Results: Thirteen of 89 hips (14.6%) have required revision to date with follow-up ranging from 4 (a revision) to 91 months. Female gender, smaller implant size, and a diagnosis of osteonecrosis were all associated with lower device survival. A significant difference in acetabular cup angle was observed between revised and non-revised hips. However, this difference can largely be attributed to two outliers in cup position associated with early migration and the difference became non-significant when these outliers were excluded. No significant difference was found in stem angle between revised and non-revised hips. The revision rate for the first 25 hips was 24% versus 8% for the next 64 hips. Females accounted for 56% of subjects 1–25 and 23% of subjects 26–89. Seven of the 8 failures for the first 25 procedures occurred beyond 4 years follow-up. Only 2 early device failures (< 2 yrs) were identified and both were in the 26–89 subgroup.

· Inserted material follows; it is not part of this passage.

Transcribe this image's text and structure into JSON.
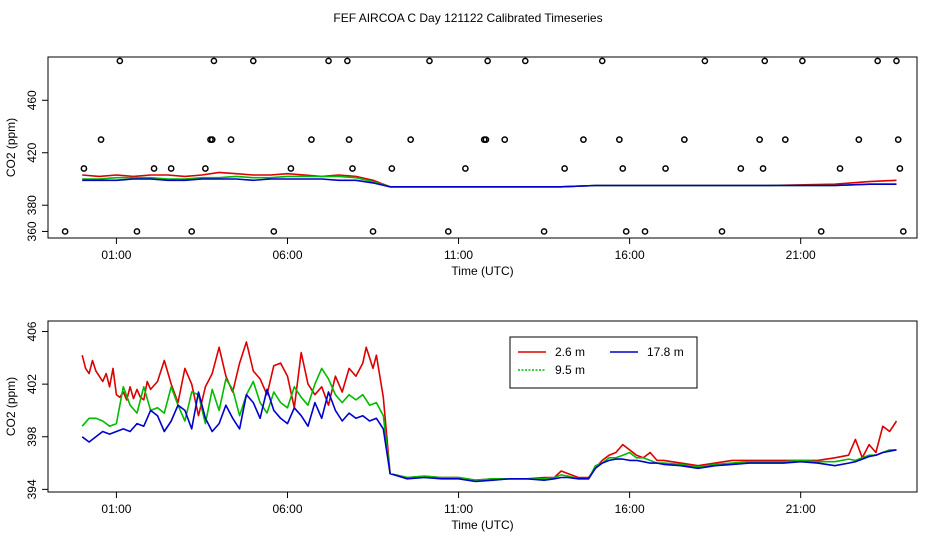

Conclusion: Despite representing only 33% of included subjects, females accounted for 62% of revision procedures. An apparent learning curve was identified by a lower device survival proportion for the first 25 hips versus hips 26–89. However, this learning curve was not associated with failures which could be attributed to acetabular or femoral component malpositioning and is likely explained by the higher proportion of females enrolled early in the study. Taken together, we propose the apparent “learning curve” exhibited in our study is not wholly technical in nature but rather influenced by changes in patient selection over time by the operative surgeon.